IIF 2015 yılı raporunda Çin’den tahmini 676 milyar dolar sermaye çıkışı olduğunu bildirirken, Emre Özgüven 2008 küresel krizine kadarki son 20 yılda yüzde 9-10’luk büyüme ivmesi alan Çin’in, kriz sonrasında da devasa bir kredi büyümesi sağladığına dikkat çekti.  “Çin’de konut fiyatları şişerken, 2014 kasım ayından bu yana 6 defa faizler düşürüldü. Ülkenin son 25 yılın en düşük büyümesini kaydetmeye hazırlandığı bu dönemde küresel piyasalarda Çin yönetiminin ekonomi üzerindeki kontrolünü kaybediyor olabileceği endişelerinin doğmasına da neden oldu. Çin borsası “ayı piyasası”na girdi. Yine Çin’de sanayi kesimi kârları yedi aydır düşüş kaydetti. Geçen yıl, Çinli politika yapıcılar 1 trilyon dolara kadar yükselen sermaye çıkışlarını izlerken, para akışlarına zaten katı kuralar koyan yetkililerin bu sorunlara yönelik hızlı bir tedavi bulamadığı da bir gerçek. Süregelen çıkışlar deflasyonist baskıları artırırken, büyümeyi aşağı çekiyor ve gayrimenkulden hisse senetlerine, varlık fiyatları üzerinde baskı oluşturuyor. Pekin’deki kur politikası paniği ve borsa çöküşü bir sonraki resesyonun Çin’de gerçekleşme olasılığını yükseltmiş bulunuyor.
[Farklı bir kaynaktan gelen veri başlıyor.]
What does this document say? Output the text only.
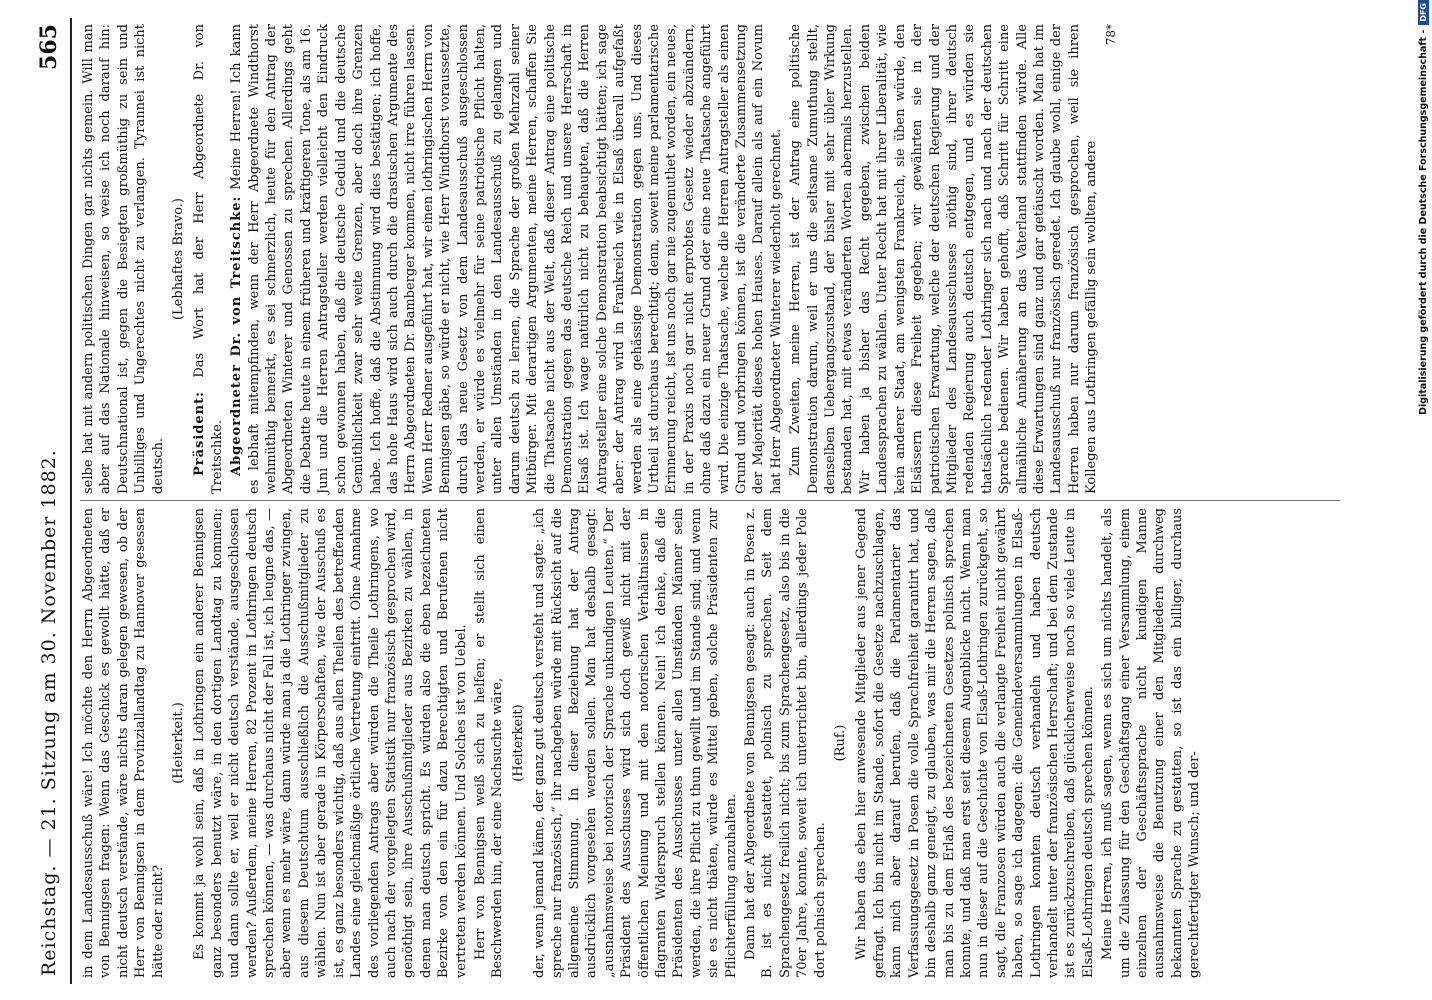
Reichstag. — 21. Sitzung am 30. November 1882.
565

in dem Landesausschuß wäre! Ich möchte den Herrn Abgeordneten von Bennigsen fragen: Wenn das Geschick es gewollt hätte, daß er nicht deutsch verstände, wäre nichts daran gelegen gewesen, ob der Herr von Bennigsen in dem Provinziallandtag zu Hannover gesessen hätte oder nicht?

(Heiterkeit.) Es kommt ja wohl sein, daß in Lothringen ein anderer Bennigsen ganz besonders benutzt wäre, in den dortigen Landtag zu kommen; und dann sollte er, weil er nicht deutsch verstände, ausgeschlossen werden? Außerdem, meine Herren, 82 Prozent in Lothringen deutsch sprechen können, — was durchaus nicht der Fall ist, ich leugne das, — aber wenn es mehr wäre, dann würde man ja die Lothringer zwingen, aus diesem Deutschtum ausschließlich die Ausschußmitglieder zu wählen. Nun ist aber gerade in Körperschaften, wie der Ausschuß es ist, es ganz besonders wichtig, daß aus allen Theilen des betreffenden Landes eine gleichmäßige örtliche Vertretung eintritt. Ohne Annahme des vorliegenden Antrags aber würden die Theile Lothringens, wo auch nach der vorgelegten Statistik nur französisch gesprochen wird, genöthigt sein, ihre Ausschußmitglieder aus Bezirken zu wählen, in denen man deutsch spricht. Es würden also die eben bezeichneten Bezirke von den ein für dazu Berechtigten und Berufenen nicht vertreten werden können. Und Solches ist von Uebel. Herr von Bennigsen weiß sich zu helfen; er stellt sich einen Beschwerden hin, der eine Nachsuchte wäre, (Heiterkeit) der, wenn jemand käme, der ganz gut deutsch versteht und sagte: „ich spreche nur französisch,“ ihr nachgeben würde mit Rücksicht auf die allgemeine Stimmung. In dieser Beziehung hat der Antrag ausdrücklich vorgesehen werden sollen. Man hat deshalb gesagt: „ausnahmsweise bei notorisch der Sprache unkundigen Leuten.“ Der Präsident des Ausschusses wird sich doch gewiß nicht mit der öffentlichen Meinung und mit den notorischen Verhältnissen in flagranten Widerspruch stellen können. Nein! ich denke, daß die Präsidenten des Ausschusses unter allen Umständen Männer sein werden, die ihre Pflicht zu thun gewillt und im Stande sind; und wenn sie es nicht thäten, würde es Mittel geben, solche Präsidenten zur Pflichterfüllung anzuhalten. Dann hat der Abgeordnete von Bennigsen gesagt: auch in Posen z. B. ist es nicht gestattet, polnisch zu sprechen. Seit dem Sprachengesetz freilich nicht; bis zum Sprachengesetz, also bis in die 70er Jahre, konnte, soweit ich unterrichtet bin, allerdings jeder Pole dort polnisch sprechen.

(Ruf.) Wir haben das eben hier anwesende Mitglieder aus jener Gegend gefragt. Ich bin nicht im Stande, sofort die Gesetze nachzuschlagen, kann mich aber darauf berufen, daß die Parlamentarier das Verfassungsgesetz in Posen die volle Sprachfreiheit garantirt hat, und bin deshalb ganz geneigt, zu glauben, was mir die Herren sagen, daß man bis zu dem Erlaß des bezeichneten Gesetzes polnisch sprechen konnte, und daß man erst seit diesem Augenblicke nicht. Wenn man nun in dieser auf die Geschichte von Elsaß-Lothringen zurückgeht, so sagt, die Franzosen würden auch die verlangte Freiheit nicht gewährt haben, so sage ich dagegen: die Gemeindeversammlungen in Elsaß-Lothringen konnten deutsch verhandeln und haben deutsch verhandelt unter der französischen Herrschaft; und bei dem Zustande ist es zurückzuschreiben, daß glücklicherweise noch so viele Leute in Elsaß-Lothringen deutsch sprechen können. Meine Herren, ich muß sagen, wenn es sich um nichts handelt, als um die Zulassung für den Geschäftsgang einer Versammlung, einem einzelnen der Geschäftssprache nicht kundigen Manne ausnahmsweise die Benutzung einer den Mitgliedern durchweg bekannten Sprache zu gestatten, so ist das ein billiger, durchaus gerechtfertigter Wunsch; und der-

selbe hat mit andern politischen Dingen gar nichts gemein. Will man aber auf das Nationale hinweisen, so weise ich noch darauf hin: Deutschnational ist, gegen die Besiegten großmüthig zu sein und Unbilliges und Ungerechtes nicht zu verlangen. Tyrannei ist nicht deutsch.

(Lebhaftes Bravo.)

Präsident: Das Wort hat der Herr Abgeordnete Dr. von Treitschke. Abgeordneter Dr. von Treitschke: Meine Herren! Ich kann es lebhaft mitempfinden, wenn der Herr Abgeordnete Windthorst wehmüthig bemerkt, es sei schmerzlich, heute für den Antrag der Abgeordneten Winterer und Genossen zu sprechen. Allerdings geht die Debatte heute in einem früheren und kräftigeren Tone, als am 16. Juni und die Herren Antragsteller werden vielleicht den Eindruck schon gewonnen haben, daß die deutsche Geduld und die deutsche Gemüthlichkeit zwar sehr weite Grenzen, aber doch ihre Grenzen habe. Ich hoffe, daß die Abstimmung wird dies bestätigen; ich hoffe, das hohe Haus wird sich auch durch die drastischen Argumente des Herrn Abgeordneten Dr. Bamberger kommen, nicht irre führen lassen. Wenn Herr Redner ausgeführt hat, wir einen lothringischen Herrn von Bennigsen gäbe, so würde er nicht, wie Herr Windthorst voraussetzte, durch das neue Gesetz von dem Landesausschuß ausgeschlossen werden, er würde es vielmehr für seine patriotische Pflicht halten, unter allen Umständen in den Landesausschuß zu gelangen und darum deutsch zu lernen, die Sprache der großen Mehrzahl seiner Mitbürger. Mit derartigen Argumenten, meine Herren, schaffen Sie die Thatsache nicht aus der Welt, daß dieser Antrag eine politische Demonstration gegen das deutsche Reich und unsere Herrschaft in Elsaß ist. Ich wage natürlich nicht zu behaupten, daß die Herren Antragsteller eine solche Demonstration beabsichtigt hätten; ich sage aber: der Antrag wird in Frankreich wie in Elsaß überall aufgefaßt werden als eine gehässige Demonstration gegen uns. Und dieses Urtheil ist durchaus berechtigt; denn, soweit meine parlamentarische Erinnerung reicht, ist uns noch gar nie zugemuthet worden, ein neues, in der Praxis noch gar nicht erprobtes Gesetz wieder abzuändern, ohne daß dazu ein neuer Grund oder eine neue Thatsache angeführt wird. Die einzige Thatsache, welche die Herren Antragsteller als einen Grund und vorbringen können, ist die veränderte Zusammensetzung der Majorität dieses hohen Hauses. Darauf allein als auf ein Novum hat Herr Abgeordneter Winterer wiederholt gerechnet. Zum Zweiten, meine Herren, ist der Antrag eine politische Demonstration darum, weil er uns die seltsame Zumuthung stellt, denselben Uebergangszustand, der bisher mit sehr übler Wirkung bestanden hat, mit etwas veränderten Worten abermals herzustellen. Wir haben ja bisher das Recht gegeben, zwischen beiden Landessprachen zu wählen. Unter Recht hat mit ihrer Liberalität, wie kein anderer Staat, am wenigsten Frankreich, sie üben würde, den Elsässern diese Freiheit gegeben; wir gewährten sie in der patriotischen Erwartung, welche der deutschen Regierung und der Mitglieder des Landesausschusses nöthig sind, ihrer deutsch redenden Regierung auch deutsch entgegen, und es würden sie thatsächlich redender Lothringer sich nach und nach der deutschen Sprache bedienen. Wir haben gehofft, daß Schritt für Schritt eine allmähliche Annäherung an das Vaterland stattfinden würde. Alle diese Erwartungen sind ganz und gar getäuscht worden. Man hat im Landesausschuß nur französisch geredet. Ich glaube wohl, einige der Herren haben nur darum französisch gesprochen, weil sie ihren Kollegen aus Lothringen gefällig sein wollten, andere

78*	Digitalisierung gefördert durch die Deutsche Forschungsgemeinschaft -
DFG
Japonya’da Shinzo Abe hükümeti hali hazırda devasa parasal genişlemenin destekçisi olmaya devam ederken, parasal genişlemenin işe yarayıp yaramadığı ise tartışma konusu olmaya devam ediyor. Japonya hisse senetleri ocak ayında küresel ekonomik görünüme ilişkin yatırımcı endişelerini artırmasıyla Asya hisse senetlerindeki düşüşle birlikte Ayı Piyasasına girerken, Japonya Merkez Bankası (BOJ) negatif faiz politikası uygulama kararı aldı ve rekor büyüklükteki varlık alım programını devam ettirdi. Kuroda’nın, düşük ücret artışları ve petrol fiyatlarındaki sert düşüş ortamında, sürdürülebilir bir enflasyon sağlama hedefine ulaşabilmesi zor görünse de bu yılın ilerleyen dönemlerinde ilave teşvik uygulamasına gidilebilir. Kuroda’nın son aylardaki konuşmalarında defalarca dile getirdiği, fiyat hedefine ulaşabilmek için “ne gerekiyorsa yapılacağı” söylemi, enflasyon ve büyüme görünümleri daha da kötüleşirse nasıl bir tavır takınacağı merakla bekleniyor.”

“Düşük petrol riski

tırmandırıyor”

2014 yılı ortalarından bu yana petrol fiyatlarının yüzde 70’in üzerinde düşüş kaydettiğini ifade eden Özgüven, bu ortamda FED Mart’ta faiz artırmayabileceğinin altını çizdi. “Petrol fiyatlarındaki düşüşün temel nedenleri; Çin’in beklenenden daha yavaş büyüyeceği, Avrupa’nın da yeniden resesyon tehdidi ile karşı karşıya kalması, OPEC’in arz fazlasına rağmen üretimi kısmaması, talebin Çin önderliğinde zayıf seyrini sürdürmesi olarak gösterilebilir.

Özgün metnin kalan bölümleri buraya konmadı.